In May 2024, the refinery’s gasoil exports surged to nearly 100,000 barrels per day (bpd), almost doubling the export levels of April, as reported by analytics firm Kpler. Most of these exports were directed towards other West African countries, with one shipment reaching Spain.
Despite a sharp decline in preliminary June gasoil volumes, the overall export of oil products, including fuel oil, naphtha, and jet fuel, remained relatively high at 225,000 bpd.
Impact on European and Regional Markets
The increased output from the Dangote refinery is reshaping the balance of supply in West Africa, subsequently impacting European markets. Reuters reports that a European distillates trading source noted that the refinery’s activities have altered the market dynamics in the region.
In May, EU and UK gasoil exports to West Africa plummeted to a four-year low of 29,000 bpd, while Russian exports to the region dropped to an eight-month low of 87,000 bpd.

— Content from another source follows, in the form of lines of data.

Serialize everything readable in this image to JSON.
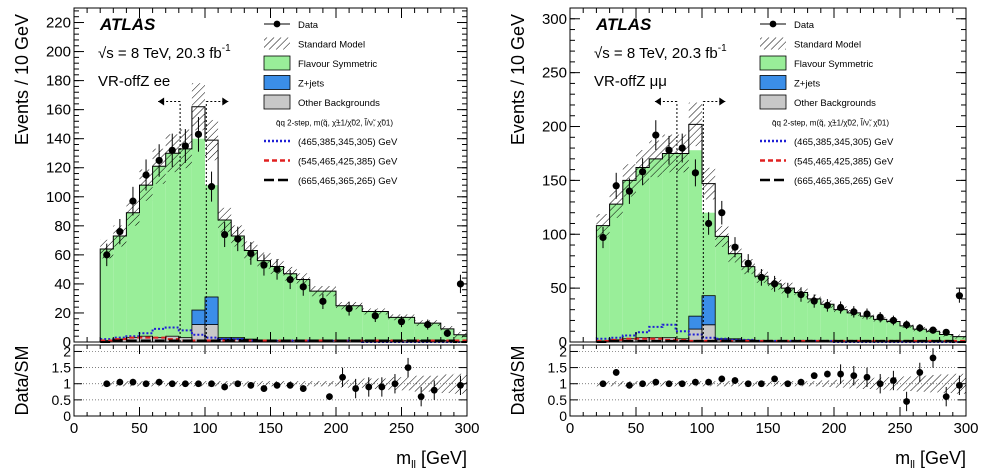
{
  "panels": [
    {
      "experiment": "ATLAS",
      "energy_text": "√s = 8 TeV, 20.3 fb",
      "energy_sup": "-1",
      "region": "VR-offZ ee",
      "ylabel": "Events /  10 GeV",
      "ratio_ylabel": "Data/SM",
      "xlabel": "m",
      "xlabel_sub": "ll",
      "xlabel_unit": " [GeV]",
      "legend": {
        "data": "Data",
        "sm": "Standard Model",
        "fs": "Flavour Symmetric",
        "zjets": "Z+jets",
        "other": "Other Backgrounds",
        "signal_header": "q̄q 2-step, m(q̃, χ̃±1/χ̃02, l̃/ν̃, χ̃01)",
        "sig1": "(465,385,345,305) GeV",
        "sig2": "(545,465,425,385) GeV",
        "sig3": "(665,465,365,265) GeV"
      },
      "x_ticks": [
        "0",
        "50",
        "100",
        "150",
        "200",
        "250",
        "300"
      ],
      "y_ticks": [
        "0",
        "20",
        "40",
        "60",
        "80",
        "100",
        "120",
        "140",
        "160",
        "180",
        "200",
        "220"
      ],
      "ratio_ticks": [
        "0",
        "0.5",
        "1",
        "1.5",
        "2"
      ]
    },
    {
      "experiment": "ATLAS",
      "energy_text": "√s = 8 TeV, 20.3 fb",
      "energy_sup": "-1",
      "region": "VR-offZ μμ",
      "ylabel": "Events /  10 GeV",
      "ratio_ylabel": "Data/SM",
      "xlabel": "m",
      "xlabel_sub": "ll",
      "xlabel_unit": " [GeV]",
      "legend": {
        "data": "Data",
        "sm": "Standard Model",
        "fs": "Flavour Symmetric",
        "zjets": "Z+jets",
        "other": "Other Backgrounds",
        "signal_header": "q̄q 2-step, m(q̃, χ̃±1/χ̃02, l̃/ν̃, χ̃01)",
        "sig1": "(465,385,345,305) GeV",
        "sig2": "(545,465,425,385) GeV",
        "sig3": "(665,465,365,265) GeV"
      },
      "x_ticks": [
        "0",
        "50",
        "100",
        "150",
        "200",
        "250",
        "300"
      ],
      "y_ticks": [
        "0",
        "50",
        "100",
        "150",
        "200",
        "250",
        "300"
      ],
      "ratio_ticks": [
        "0",
        "0.5",
        "1",
        "1.5",
        "2"
      ]
    }
  ],
  "colors": {
    "flavour_symmetric": "#99ee99",
    "zjets": "#3b8ee8",
    "other": "#c8c8c8",
    "sig1": "#1f1fd6",
    "sig2": "#e02020",
    "sig3": "#000000"
  },
  "chart_data": [
    {
      "type": "bar",
      "title": "VR-offZ ee",
      "xlabel": "m_ll [GeV]",
      "ylabel": "Events / 10 GeV",
      "xlim": [
        0,
        300
      ],
      "ylim": [
        0,
        230
      ],
      "ratio_ylim": [
        0,
        2.2
      ],
      "bin_edges": [
        20,
        30,
        40,
        50,
        60,
        70,
        80,
        90,
        100,
        110,
        120,
        130,
        140,
        150,
        160,
        170,
        180,
        200,
        220,
        240,
        260,
        280,
        290,
        300
      ],
      "series": [
        {
          "name": "Flavour Symmetric",
          "values": [
            64,
            73,
            89,
            108,
            121,
            130,
            133,
            140,
            108,
            84,
            73,
            63,
            56,
            52,
            47,
            43,
            35,
            25,
            21,
            17,
            13,
            9,
            5,
            44
          ]
        },
        {
          "name": "Z+jets",
          "values": [
            0,
            0,
            0,
            0,
            0,
            0,
            0,
            10,
            19,
            1,
            1,
            0,
            0,
            0,
            0,
            0,
            0,
            0,
            0,
            0,
            0,
            0,
            0,
            0
          ]
        },
        {
          "name": "Other Backgrounds",
          "values": [
            1,
            2,
            3,
            4,
            3,
            4,
            3,
            12,
            12,
            2,
            2,
            2,
            1,
            1,
            1,
            1,
            1,
            1,
            1,
            1,
            1,
            1,
            0,
            1
          ]
        },
        {
          "name": "Standard Model",
          "values": [
            64,
            73,
            89,
            108,
            121,
            130,
            133,
            162,
            139,
            84,
            73,
            63,
            56,
            52,
            47,
            43,
            35,
            25,
            21,
            17,
            13,
            9,
            5,
            45
          ]
        }
      ],
      "data_points": {
        "x": [
          25,
          35,
          45,
          55,
          65,
          75,
          85,
          95,
          105,
          115,
          125,
          135,
          145,
          155,
          165,
          175,
          190,
          210,
          230,
          250,
          270,
          285,
          295
        ],
        "y": [
          60,
          76,
          97,
          115,
          125,
          132,
          135,
          143,
          107,
          74,
          71,
          61,
          53,
          50,
          43,
          38,
          28,
          23,
          18,
          14,
          12,
          6,
          40
        ]
      },
      "ratio_points": {
        "x": [
          25,
          35,
          45,
          55,
          65,
          75,
          85,
          95,
          105,
          115,
          125,
          135,
          145,
          155,
          165,
          175,
          195,
          205,
          215,
          225,
          235,
          245,
          255,
          265,
          275,
          295
        ],
        "y": [
          1.0,
          1.05,
          1.05,
          1.0,
          1.05,
          1.0,
          1.0,
          1.0,
          1.0,
          0.9,
          1.0,
          0.95,
          0.85,
          0.95,
          0.95,
          0.85,
          0.6,
          1.2,
          0.85,
          0.9,
          0.9,
          1.0,
          1.5,
          0.6,
          0.8,
          0.95
        ]
      },
      "signals": [
        {
          "name": "(465,385,345,305) GeV",
          "x": [
            20,
            30,
            40,
            50,
            60,
            70,
            80,
            90,
            100,
            110,
            120,
            130,
            140,
            150,
            160,
            170,
            180,
            200,
            220,
            240,
            260,
            280,
            290,
            300
          ],
          "y": [
            2,
            3,
            4,
            6,
            9,
            10,
            8,
            5,
            3,
            2,
            2,
            1,
            1,
            1,
            1,
            1,
            1,
            1,
            0,
            0,
            0,
            0,
            0,
            0
          ]
        },
        {
          "name": "(545,465,425,385) GeV",
          "x": [
            20,
            30,
            40,
            50,
            60,
            70,
            80,
            90,
            100,
            110,
            120,
            130,
            140,
            150,
            160,
            170,
            180,
            200,
            220,
            240,
            260,
            280,
            290,
            300
          ],
          "y": [
            1,
            2,
            3,
            3,
            3,
            2,
            1,
            1,
            1,
            1,
            1,
            1,
            1,
            1,
            1,
            1,
            1,
            1,
            1,
            1,
            1,
            1,
            1,
            1
          ]
        },
        {
          "name": "(665,465,365,265) GeV",
          "x": [
            20,
            30,
            40,
            50,
            60,
            70,
            80,
            90,
            100,
            110,
            120,
            130,
            140,
            150,
            160,
            170,
            180,
            200,
            220,
            240,
            260,
            280,
            290,
            300
          ],
          "y": [
            0,
            1,
            1,
            1,
            1,
            1,
            1,
            1,
            1,
            1,
            1,
            1,
            1,
            1,
            1,
            1,
            1,
            1,
            1,
            1,
            1,
            1,
            0,
            0
          ]
        }
      ],
      "region_window": [
        81,
        101
      ]
    },
    {
      "type": "bar",
      "title": "VR-offZ μμ",
      "xlabel": "m_ll [GeV]",
      "ylabel": "Events / 10 GeV",
      "xlim": [
        0,
        300
      ],
      "ylim": [
        0,
        310
      ],
      "ratio_ylim": [
        0,
        2.2
      ],
      "bin_edges": [
        20,
        30,
        40,
        50,
        60,
        70,
        80,
        90,
        100,
        110,
        120,
        130,
        140,
        150,
        160,
        170,
        180,
        190,
        200,
        210,
        220,
        230,
        240,
        250,
        260,
        270,
        280,
        290,
        300
      ],
      "series": [
        {
          "name": "Flavour Symmetric",
          "values": [
            108,
            128,
            150,
            162,
            170,
            175,
            175,
            178,
            120,
            98,
            82,
            70,
            61,
            54,
            50,
            46,
            40,
            35,
            30,
            27,
            24,
            21,
            19,
            15,
            12,
            10,
            7,
            5,
            45
          ]
        },
        {
          "name": "Z+jets",
          "values": [
            0,
            0,
            0,
            0,
            0,
            0,
            0,
            12,
            27,
            1,
            1,
            0,
            0,
            0,
            0,
            0,
            0,
            0,
            0,
            0,
            0,
            0,
            0,
            0,
            0,
            0,
            0,
            0,
            0
          ]
        },
        {
          "name": "Other Backgrounds",
          "values": [
            1,
            2,
            3,
            4,
            4,
            4,
            3,
            12,
            16,
            2,
            2,
            2,
            1,
            1,
            1,
            1,
            1,
            1,
            1,
            1,
            1,
            1,
            1,
            1,
            1,
            1,
            1,
            0,
            1
          ]
        },
        {
          "name": "Standard Model",
          "values": [
            108,
            128,
            150,
            162,
            170,
            175,
            175,
            202,
            147,
            98,
            82,
            70,
            61,
            54,
            50,
            46,
            40,
            35,
            30,
            27,
            24,
            21,
            19,
            15,
            12,
            10,
            7,
            5,
            46
          ]
        }
      ],
      "data_points": {
        "x": [
          25,
          35,
          45,
          55,
          65,
          75,
          85,
          95,
          105,
          115,
          125,
          135,
          145,
          155,
          165,
          175,
          185,
          195,
          205,
          215,
          225,
          235,
          245,
          255,
          265,
          275,
          285,
          295
        ],
        "y": [
          97,
          145,
          140,
          158,
          192,
          178,
          180,
          157,
          110,
          120,
          88,
          73,
          60,
          54,
          48,
          44,
          38,
          34,
          32,
          28,
          26,
          23,
          20,
          16,
          13,
          11,
          9,
          43
        ]
      },
      "ratio_points": {
        "x": [
          25,
          35,
          45,
          55,
          65,
          75,
          85,
          95,
          105,
          115,
          125,
          135,
          145,
          155,
          165,
          175,
          185,
          195,
          205,
          215,
          225,
          235,
          245,
          255,
          265,
          275,
          285,
          295
        ],
        "y": [
          1.0,
          1.35,
          0.95,
          1.0,
          1.05,
          1.0,
          1.0,
          1.05,
          1.05,
          1.15,
          1.1,
          1.0,
          1.0,
          1.15,
          1.0,
          1.05,
          1.25,
          1.3,
          1.3,
          1.25,
          1.2,
          1.0,
          1.1,
          0.45,
          1.35,
          1.8,
          0.6,
          0.95
        ]
      },
      "signals": [
        {
          "name": "(465,385,345,305) GeV",
          "x": [
            20,
            30,
            40,
            50,
            60,
            70,
            80,
            90,
            100,
            110,
            120,
            130,
            140,
            150,
            160,
            170,
            180,
            190,
            200,
            210,
            220,
            230,
            240,
            250,
            260,
            270,
            280,
            290,
            300
          ],
          "y": [
            3,
            4,
            6,
            9,
            14,
            16,
            10,
            7,
            4,
            3,
            2,
            2,
            1,
            1,
            1,
            1,
            1,
            1,
            0,
            0,
            0,
            0,
            0,
            0,
            0,
            0,
            0,
            0,
            0
          ]
        },
        {
          "name": "(545,465,425,385) GeV",
          "x": [
            20,
            30,
            40,
            50,
            60,
            70,
            80,
            90,
            100,
            110,
            120,
            130,
            140,
            150,
            160,
            170,
            180,
            190,
            200,
            210,
            220,
            230,
            240,
            250,
            260,
            270,
            280,
            290,
            300
          ],
          "y": [
            1,
            2,
            3,
            3,
            3,
            2,
            2,
            1,
            1,
            1,
            1,
            1,
            1,
            1,
            1,
            1,
            1,
            1,
            1,
            1,
            1,
            1,
            1,
            1,
            1,
            1,
            1,
            1,
            1
          ]
        },
        {
          "name": "(665,465,365,265) GeV",
          "x": [
            20,
            30,
            40,
            50,
            60,
            70,
            80,
            90,
            100,
            110,
            120,
            130,
            140,
            150,
            160,
            170,
            180,
            190,
            200,
            210,
            220,
            230,
            240,
            250,
            260,
            270,
            280,
            290,
            300
          ],
          "y": [
            0,
            1,
            1,
            1,
            1,
            1,
            1,
            1,
            1,
            1,
            1,
            1,
            1,
            1,
            1,
            1,
            1,
            1,
            1,
            1,
            1,
            1,
            1,
            1,
            1,
            1,
            1,
            0,
            0
          ]
        }
      ],
      "region_window": [
        81,
        101
      ]
    }
  ]
}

Despite facing challenges, including a dispute with local fuel retailers over the sale of high-sulphur gasoil, the refinery continues to supply the Nigerian market with its current production. This situation arises amidst Nigeria’s regulatory changes.

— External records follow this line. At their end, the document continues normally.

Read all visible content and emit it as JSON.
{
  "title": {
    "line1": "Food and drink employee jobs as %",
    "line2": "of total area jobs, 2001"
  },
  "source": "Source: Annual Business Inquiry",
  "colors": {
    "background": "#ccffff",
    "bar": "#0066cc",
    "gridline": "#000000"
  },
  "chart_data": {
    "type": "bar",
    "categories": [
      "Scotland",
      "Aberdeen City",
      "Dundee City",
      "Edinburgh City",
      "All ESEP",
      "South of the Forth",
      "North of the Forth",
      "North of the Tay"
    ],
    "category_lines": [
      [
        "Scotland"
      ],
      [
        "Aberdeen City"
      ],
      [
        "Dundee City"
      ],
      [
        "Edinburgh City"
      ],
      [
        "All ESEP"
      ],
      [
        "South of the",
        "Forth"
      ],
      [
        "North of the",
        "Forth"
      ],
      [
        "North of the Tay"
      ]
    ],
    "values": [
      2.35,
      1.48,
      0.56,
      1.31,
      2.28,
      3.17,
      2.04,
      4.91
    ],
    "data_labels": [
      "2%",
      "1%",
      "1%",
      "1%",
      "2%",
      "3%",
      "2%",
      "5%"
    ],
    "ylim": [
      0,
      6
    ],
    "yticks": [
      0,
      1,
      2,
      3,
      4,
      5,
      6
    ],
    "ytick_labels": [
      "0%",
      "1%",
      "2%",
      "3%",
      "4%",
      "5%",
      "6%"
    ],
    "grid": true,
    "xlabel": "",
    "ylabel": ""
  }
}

A 2021 oil law mandated a maximum sulphur content of 50 parts per million (ppm) for gasoil, aligning with the ECOWAS standards adopted in 2020. However, to facilitate the transition, the regulator allowed the sale of gasoil with up to 200 ppm sulphur content until June 2024.
Future Prospects
As European countries, including Belgium and the Netherlands, enforce stricter regulations on high-sulphur gasoil exports, Dangote’s refinery has found a receptive market in regions with more lenient motor fuel standards. A trading source familiar with the refinery’s specifications revealed to Reuters that it has been producing and exporting gasoil with a sulphur content ranging from 800 to 1,300 ppm, significantly above the 200 ppm limit.

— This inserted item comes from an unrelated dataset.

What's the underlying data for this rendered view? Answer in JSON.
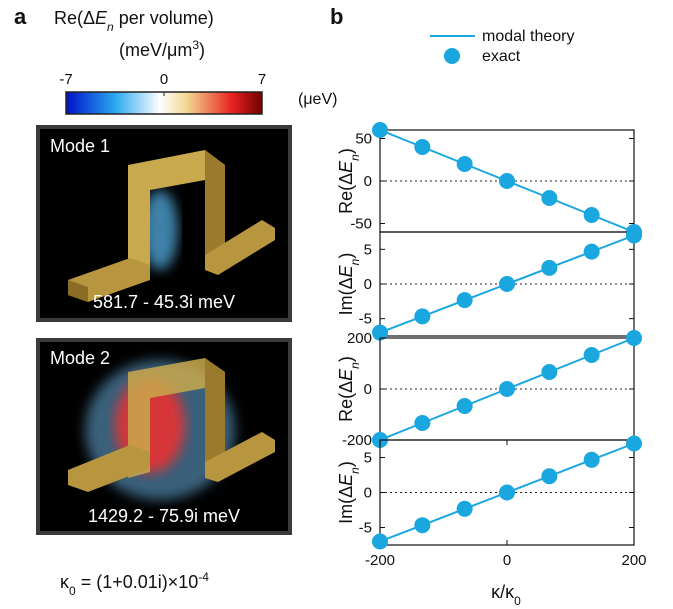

Nevertheless, Dangote Refinery is actively working towards meeting the new standards. According to Davakumar Edwin, an executive at the refinery, the necessary equipment has been commissioned, and the refinery aims to achieve a gasoil sulphur content of 10 ppm within two weeks.
An analytical viewpoint
Dangote’s decision to explore and expand into the West African gasoline market is a strategic response to the current production capabilities and market conditions. By leveraging its proximity to neighbouring countries with less stringent fuel standards, the refinery can maintain and increase its export levels despite the lower grade of gasoil produced.
This approach helps capitalise on immediate market opportunities and positions Dangote Refinery as a key player in the regional oil market. The refinery’s impact on reducing European and Russian gasoil exports to West Africa signifies a shift in market dynamics, potentially leading to more competitive pricing and supply options for regional buyers.
As the refinery progresses towards meeting stricter sulphur content standards, it will likely enhance its competitiveness further, opening up additional markets and solidifying its presence in the global oil industry.
Dangote’s strategic entry into the West African gasoline market reflects a well-calculated move to optimize its production capabilities and capture market share amidst evolving regulatory landscapes.